Swiss type deal isn't working for the Swiss anymore. EU was putting pressure on the Swiss to accept a comprehensive deal to replace the dozens of agreements that they have. When the Swiss refused, the EU simple lets one by one pass without renewing them.
This has e.g. happened with the Horizon Europe research program which Switzerland is no longer part of.
Switzerland is also land locked by the EU. Surely Switzerland needs trucks with food, fuel, construction, raw materials and other essential imports, coming in on a regular basis more than the EU needs Switzerland's universities. You can't eat money or live in a house built from research papers to survive.
I'm not saying EU would ever do something that radical, but my point is, the EU has far more screws to turn on Switzerland in case of a diplomatic conflict, than vice versa.
Which is why Switzerland tightened their banking secrecy regulations at the insistence of the EU despite Switzerland not being beholden to EU laws.
Yeah but why turn the screw with Horizon? The Swiss input far more into Horizon than they got out - more damaging to the EU than the Swiss - should have turned another screw.
> That’s so self-destructive - surely the EU needs Switzerland’s powerful universities more than Switzerland needs Horizon?
Switzerland in practical terms needs the EU more than the EU needs Switzerland. The current situation is suboptimal for both sides obviously, but from the EU side you can mostly ignore that discourse.
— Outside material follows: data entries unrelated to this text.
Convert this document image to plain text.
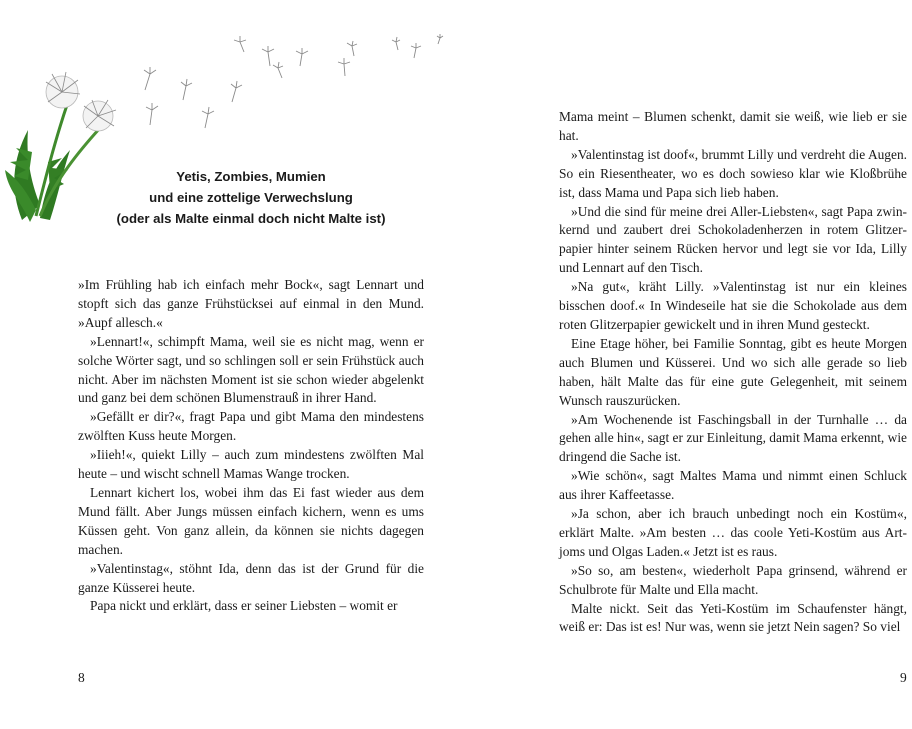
Yetis, Zombies, Mumien
und eine zottelige Verwechslung
(oder als Malte einmal doch nicht Malte ist)

»Im Frühling hab ich einfach mehr Bock«, sagt Lennart und stopft sich das ganze Frühstücksei auf einmal in den Mund. »Aupf allesch.«

»Lennart!«, schimpft Mama, weil sie es nicht mag, wenn er solche Wörter sagt, und so schlingen soll er sein Frühstück auch nicht. Aber im nächsten Moment ist sie schon wieder abgelenkt und ganz bei dem schönen Blumenstrauß in ihrer Hand.

»Gefällt er dir?«, fragt Papa und gibt Mama den mindestens zwölften Kuss heute Morgen.

»Iiieh!«, quiekt Lilly – auch zum mindestens zwölften Mal heute – und wischt schnell Mamas Wange trocken.

Lennart kichert los, wobei ihm das Ei fast wieder aus dem Mund fällt. Aber Jungs müssen einfach kichern, wenn es ums Küssen geht. Von ganz allein, da können sie nichts dagegen machen.

»Valentinstag«, stöhnt Ida, denn das ist der Grund für die ganze Küsserei heute.

Papa nickt und erklärt, dass er seiner Liebsten – womit er

8

Mama meint – Blumen schenkt, damit sie weiß, wie lieb er sie hat.

»Valentinstag ist doof«, brummt Lilly und verdreht die Augen. So ein Riesentheater, wo es doch sowieso klar wie Kloßbrühe ist, dass Mama und Papa sich lieb haben.

»Und die sind für meine drei Aller-Liebsten«, sagt Papa zwinkernd und zaubert drei Schokoladenherzen in rotem Glitzerpapier hinter seinem Rücken hervor und legt sie vor Ida, Lilly und Lennart auf den Tisch.

»Na gut«, kräht Lilly. »Valentinstag ist nur ein kleines bisschen doof.« In Windeseile hat sie die Schokolade aus dem roten Glitzerpapier gewickelt und in ihren Mund gesteckt.

Eine Etage höher, bei Familie Sonntag, gibt es heute Morgen auch Blumen und Küsserei. Und wo sich alle gerade so lieb haben, hält Malte das für eine gute Gelegenheit, mit seinem Wunsch rauszurücken.

»Am Wochenende ist Faschingsball in der Turnhalle … da gehen alle hin«, sagt er zur Einleitung, damit Mama erkennt, wie dringend die Sache ist.

»Wie schön«, sagt Maltes Mama und nimmt einen Schluck aus ihrer Kaffeetasse.

»Ja schon, aber ich brauch unbedingt noch ein Kostüm«, erklärt Malte. »Am besten … das coole Yeti-Kostüm aus Artjoms und Olgas Laden.« Jetzt ist es raus.

»So so, am besten«, wiederholt Papa grinsend, während er Schulbrote für Malte und Ella macht.

Malte nickt. Seit das Yeti-Kostüm im Schaufenster hängt, weiß er: Das ist es! Nur was, wenn sie jetzt Nein sagen? So viel

9
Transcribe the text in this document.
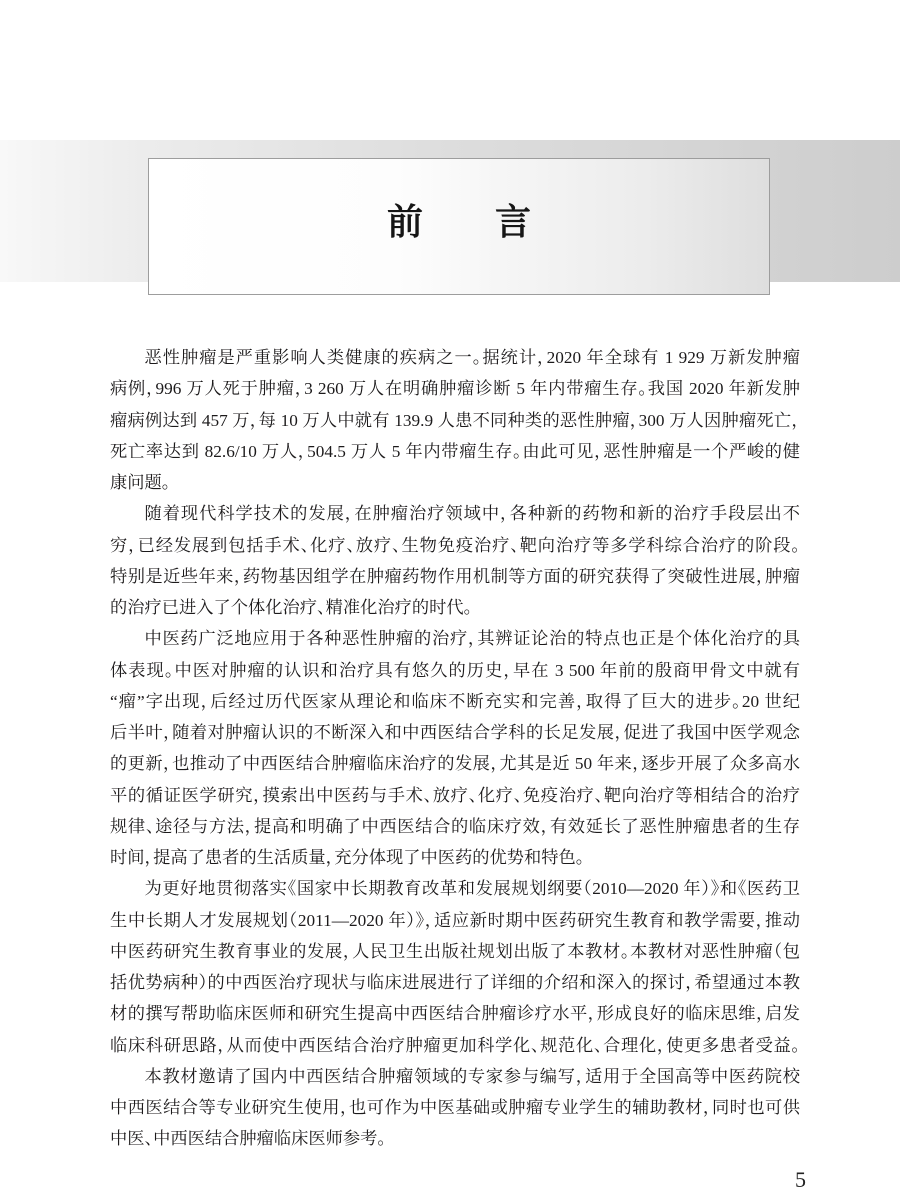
前　　言
恶性肿瘤是严重影响人类健康的疾病之一。据统计，2020 年全球有 1 929 万新发肿瘤
病例，996 万人死于肿瘤，3 260 万人在明确肿瘤诊断 5 年内带瘤生存。我国 2020 年新发肿
瘤病例达到 457 万，每 10 万人中就有 139.9 人患不同种类的恶性肿瘤，300 万人因肿瘤死亡，
死亡率达到 82.6/10 万人，504.5 万人 5 年内带瘤生存。由此可见，恶性肿瘤是一个严峻的健
康问题。
随着现代科学技术的发展，在肿瘤治疗领域中，各种新的药物和新的治疗手段层出不
穷，已经发展到包括手术、化疗、放疗、生物免疫治疗、靶向治疗等多学科综合治疗的阶段。
特别是近些年来，药物基因组学在肿瘤药物作用机制等方面的研究获得了突破性进展，肿瘤
的治疗已进入了个体化治疗、精准化治疗的时代。
中医药广泛地应用于各种恶性肿瘤的治疗，其辨证论治的特点也正是个体化治疗的具
体表现。中医对肿瘤的认识和治疗具有悠久的历史，早在 3 500 年前的殷商甲骨文中就有
“瘤”字出现，后经过历代医家从理论和临床不断充实和完善，取得了巨大的进步。20 世纪
后半叶，随着对肿瘤认识的不断深入和中西医结合学科的长足发展，促进了我国中医学观念
的更新，也推动了中西医结合肿瘤临床治疗的发展，尤其是近 50 年来，逐步开展了众多高水
平的循证医学研究，摸索出中医药与手术、放疗、化疗、免疫治疗、靶向治疗等相结合的治疗
规律、途径与方法，提高和明确了中西医结合的临床疗效，有效延长了恶性肿瘤患者的生存
时间，提高了患者的生活质量，充分体现了中医药的优势和特色。
为更好地贯彻落实《国家中长期教育改革和发展规划纲要（2010—2020 年）》和《医药卫
生中长期人才发展规划（2011—2020 年）》，适应新时期中医药研究生教育和教学需要，推动
中医药研究生教育事业的发展，人民卫生出版社规划出版了本教材。本教材对恶性肿瘤（包
括优势病种）的中西医治疗现状与临床进展进行了详细的介绍和深入的探讨，希望通过本教
材的撰写帮助临床医师和研究生提高中西医结合肿瘤诊疗水平，形成良好的临床思维，启发
临床科研思路，从而使中西医结合治疗肿瘤更加科学化、规范化、合理化，使更多患者受益。
本教材邀请了国内中西医结合肿瘤领域的专家参与编写，适用于全国高等中医药院校
中西医结合等专业研究生使用，也可作为中医基础或肿瘤专业学生的辅助教材，同时也可供
中医、中西医结合肿瘤临床医师参考。
5
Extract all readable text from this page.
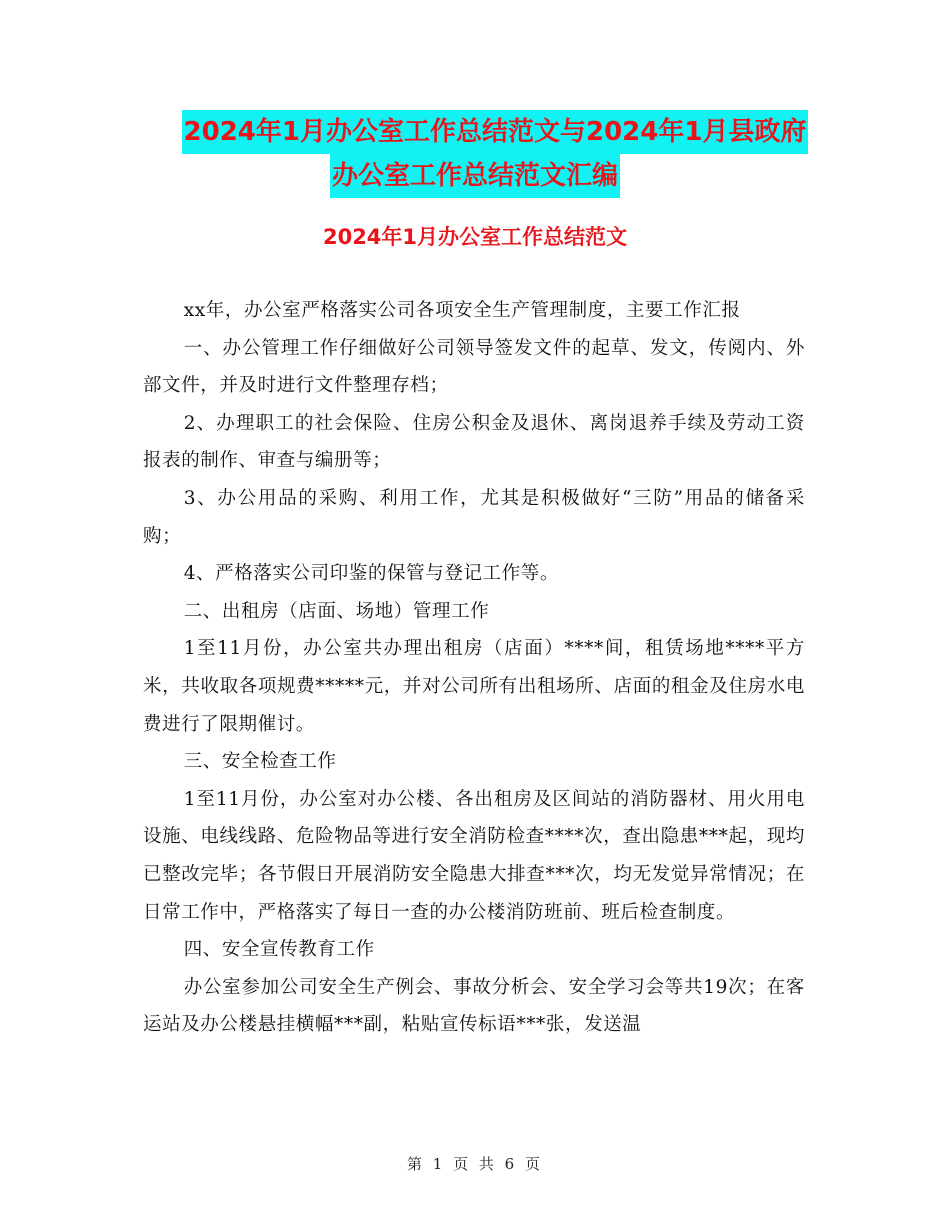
2024年1月办公室工作总结范文与2024年1月县政府
办公室工作总结范文汇编
2024年1月办公室工作总结范文

xx年，办公室严格落实公司各项安全生产管理制度，主要工作汇报

一、办公管理工作仔细做好公司领导签发文件的起草、发文，传阅内、外部文件，并及时进行文件整理存档；

2、办理职工的社会保险、住房公积金及退休、离岗退养手续及劳动工资报表的制作、审查与编册等；

3、办公用品的采购、利用工作，尤其是积极做好“三防”用品的储备采购；

4、严格落实公司印鉴的保管与登记工作等。

二、出租房（店面、场地）管理工作

1至11月份，办公室共办理出租房（店面）****间，租赁场地****平方米，共收取各项规费*****元，并对公司所有出租场所、店面的租金及住房水电费进行了限期催讨。

三、安全检查工作

1至11月份，办公室对办公楼、各出租房及区间站的消防器材、用火用电设施、电线线路、危险物品等进行安全消防检查****次，查出隐患***起，现均已整改完毕；各节假日开展消防安全隐患大排查***次，均无发觉异常情况；在日常工作中，严格落实了每日一查的办公楼消防班前、班后检查制度。

四、安全宣传教育工作

办公室参加公司安全生产例会、事故分析会、安全学习会等共19次；在客运站及办公楼悬挂横幅***副，粘贴宣传标语***张，发送温

第 1 页 共 6 页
I just looked, US News ranked ETH Zurich as #29 globally, but Univ. of Amsterdam is #39, Univ. of Copenhagen is #42, and then ten more European[0] universities before getting to the Univ. of Zurich at #67 overall. I scrolled down a ways further but didn't see any more Swiss universities listed.
[0] I excluded the UK but I'm not going to check which Nordic countries are EU members.
It's well-known that the US News rankings have their problems, but it seems like they'd have to be really out of the ordinary in order to support your claims.
In the UK at least the "world class" universities do nothing for the native population and very little for the country in general.
Their primary reason for existence now is for rich foreigners (mainly from China and the middle east) to give their kids a status symbol education, this includes not failing bad students because the fees are so high.
The only people to benefit from this is are the University leadership and the property developers that build luxury accommodation for all the rich students.
I'm not sure if it is that bad in Switzerland. If they properly fund higher education for native citizens maybe not.
That is true, but I believe this to be irrelevant for what is happening. Switzerland is not funding the shortfall which means that for researchers the game has changed as a result that topic is hot in Switzerland still, in the EU not.
This has e.g. happened with the Horizon Europe research program which Switzerland is no longer part of.